Il montascale: tipologie e usi

Il montascale: tipologie e usi

Oggi sempre più persone conoscono il “montascale” per averlo visto in qualche pubblicità televisiva, su qualche rivista, o sempre più spesso in casa di qualche amico o parente.

Questi impianti in realtà esistono da decenni, ma è solo negli ultimi anni che hanno avuto una diffusione sempre maggiore e sono diventati conosciuti al grande pubblico.

Il montascale, spesso anche detto servoscala, è in buona sostanza un impianto che consente a una persona con difficoltà motorie o a una persona disabile in sedia a rotelle di superare quella grande barriera architettonica costituita dalle scale, sia che si tratti delle scale di casa sia che si tratti delle scale di un locale o edificio pubblico.

Oggi sul mercato esiste davvero una grandissima varietà di marche, modelli e tipi di montascale, ed è difficile elencarli o riassumerli tutti, ma proviamo in questo breve articolo a dare una panoramica di base a scopo indicativo.

Per dare informazioni il più possibile precise e aggiornate abbiamo usato come fonte il sito di Centaurus Rete Italia, proprio perché è una realtà conosciuta nel nostro Paese come uno dei principali attori del settore a livello multimarca e multiprodotto, costituendo quindi un’ottima base di partenza per la nostra ricerca sui diversi tipi di montascale.

Vediamo dunque che i monstascale si suddividono innanzitutto in due principali tipologie:

  • montascale a poltroncina
  • montascale a pedana

I montascale a poltroncina sono quelli di solito più usati dalle persone anziane, tanto che spesso sono chiamati semplicemente “montascale per anziani”, ed hanno la tipica seggiolina imbottita per permettere alla persona di salire e scendere le scale seduta.

I montascale a pedana portacarrozzina invece sono quelli tipicamente usati dalle persone disabili con la sedia a rotelle: il disabile sale sulla pedana con la carrozzina e si fa trasportare dal montascale.

In generale sia il montascale a poltrona che il montascale a pedana sfruttano un concetto di funzionamento simile: c’è una guida ancorata lungo il percorso e la poltroncina o pedana attaccata alla guida si muove lungo la guida stessa con un motore elettrico.

Data questa principale suddivisione, esistono poi altri importanti criteri di differenziazione. Uno di questi è il seguente:

  • montascale rettilinei
  • montascale curvilinei

I montascale rettilinei sono di solito i più semplici ed economici, specialmente nella versione a poltroncina (che oggi si trovano anche sotto i 3000 euro), e sono progettati per percorrere un semplice tratto dritto con una guida dritta, senza nessun tipo di curvatura.

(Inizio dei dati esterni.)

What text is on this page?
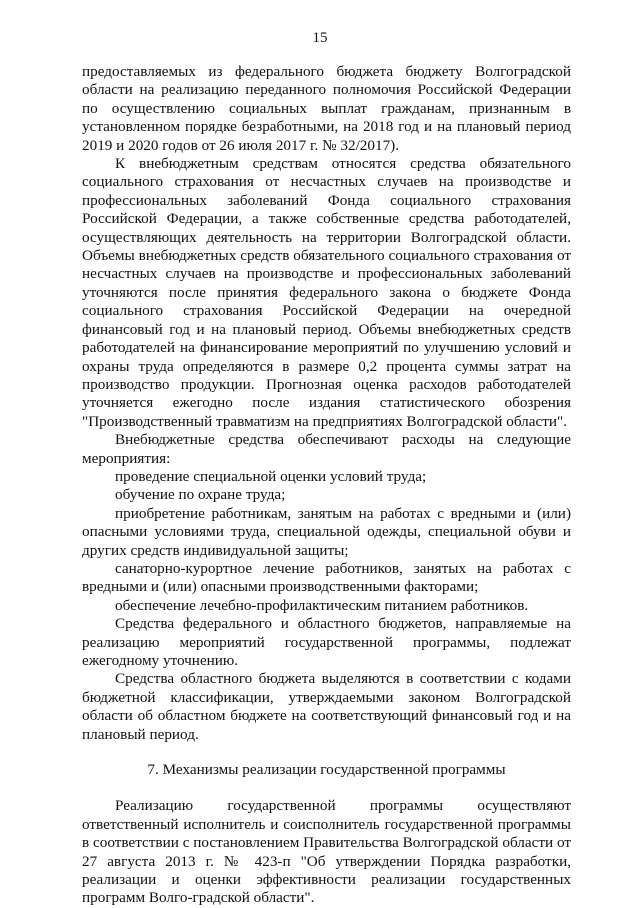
15

предоставляемых из федерального бюджета бюджету Волгоградской области на реализацию переданного полномочия Российской Федерации по осуществлению социальных выплат гражданам, признанным в установленном порядке безработными, на 2018 год и на плановый период 2019 и 2020 годов от 26 июля 2017 г. № 32/2017).

К внебюджетным средствам относятся средства обязательного социального страхования от несчастных случаев на производстве и профессиональных заболеваний Фонда социального страхования Российской Федерации, а также собственные средства работодателей, осуществляющих деятельность на территории Волгоградской области. Объемы внебюджетных средств обязательного социального страхования от несчастных случаев на производстве и профессиональных заболеваний уточняются после принятия федерального закона о бюджете Фонда социального страхования Российской Федерации на очередной финансовый год и на плановый период. Объемы внебюджетных средств работодателей на финансирование мероприятий по улучшению условий и охраны труда определяются в размере 0,2 процента суммы затрат на производство продукции. Прогнозная оценка расходов работодателей уточняется ежегодно после издания статистического обозрения "Производственный травматизм на предприятиях Волгоградской области".

Внебюджетные средства обеспечивают расходы на следующие мероприятия:

проведение специальной оценки условий труда;

обучение по охране труда;

приобретение работникам, занятым на работах с вредными и (или) опасными условиями труда, специальной одежды, специальной обуви и других средств индивидуальной защиты;

санаторно-курортное лечение работников, занятых на работах с вредными и (или) опасными производственными факторами;

обеспечение лечебно-профилактическим питанием работников.

Средства федерального и областного бюджетов, направляемые на реализацию мероприятий государственной программы, подлежат ежегодному уточнению.

Средства областного бюджета выделяются в соответствии с кодами бюджетной классификации, утверждаемыми законом Волгоградской области об областном бюджете на соответствующий финансовый год и на плановый период.

7. Механизмы реализации государственной программы

Реализацию государственной программы осуществляют ответственный исполнитель и соисполнитель государственной программы в соответствии с постановлением Правительства Волгоградской области от 27 августа 2013 г. № 423-п "Об утверждении Порядка разработки, реализации и оценки эффективности реализации государственных программ Волго-градской области".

I montascale curvilinei sono un po’ più complessi e normalmente più costosi, perché sono progettati per poter percorrere delle curve e per essere installati su scale curvilinee, scale di più rampe ecc.

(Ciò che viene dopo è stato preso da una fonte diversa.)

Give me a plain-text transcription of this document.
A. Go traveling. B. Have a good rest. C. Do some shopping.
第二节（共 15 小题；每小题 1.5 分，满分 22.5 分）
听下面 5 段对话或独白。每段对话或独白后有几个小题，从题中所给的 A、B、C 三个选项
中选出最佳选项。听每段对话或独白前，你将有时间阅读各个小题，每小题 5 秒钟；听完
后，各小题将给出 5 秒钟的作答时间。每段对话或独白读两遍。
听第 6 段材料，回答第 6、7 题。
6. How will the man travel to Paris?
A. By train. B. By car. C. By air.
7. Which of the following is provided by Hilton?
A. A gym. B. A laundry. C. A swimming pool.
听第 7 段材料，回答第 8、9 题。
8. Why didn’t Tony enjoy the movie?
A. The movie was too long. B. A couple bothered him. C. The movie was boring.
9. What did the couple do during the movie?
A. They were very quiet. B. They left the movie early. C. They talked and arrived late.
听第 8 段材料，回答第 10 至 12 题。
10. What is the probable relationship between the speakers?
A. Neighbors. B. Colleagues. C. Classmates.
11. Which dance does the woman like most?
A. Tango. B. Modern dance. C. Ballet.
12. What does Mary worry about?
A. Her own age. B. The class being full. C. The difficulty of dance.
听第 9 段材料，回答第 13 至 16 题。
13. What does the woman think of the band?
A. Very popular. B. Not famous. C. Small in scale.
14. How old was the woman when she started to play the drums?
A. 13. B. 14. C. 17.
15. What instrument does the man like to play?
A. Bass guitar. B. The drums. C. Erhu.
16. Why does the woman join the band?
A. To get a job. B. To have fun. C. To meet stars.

Di solito la guida del montascale curvilineo deve essere realizzata su misura, ed è uno dei motivi per cui i costi dei montascale curvilinei, sia nella versione a poltrona che nella versione a pedana, sono in genere ben più alti che nei montascale rettilinei.

Alcuni montascale sono poi adatti all’installazione in ambiente esterno, e sono previste apposite certificazioni che possano certificare che un determinato modello sia adatto a tale circostanza, essendo l’ambiente esterno più complesso per le sollecitazioni ambientali a cui sottopone il macchinario.

Oggi il mercato dei montascale è in una fase di grande fioritura e fermento, grazie probabilmente anche al fatto che da tempo sono ormai presenti e rinnovati annualmente importanti aiuti statali come le detrazioni fiscali e gli incentivi per l’acquisto del montascale. Questa sana competizione fra aziende ha ampliato molto la varietà dell’offerta, e oggi sono presenti sul mercato una miriade di modelli, tutti con caratteristiche un po’ diverse l’uno dall’altro, con diverse caratteristiche tecniche e diverse caratteristiche estetiche, optional, funzionalità.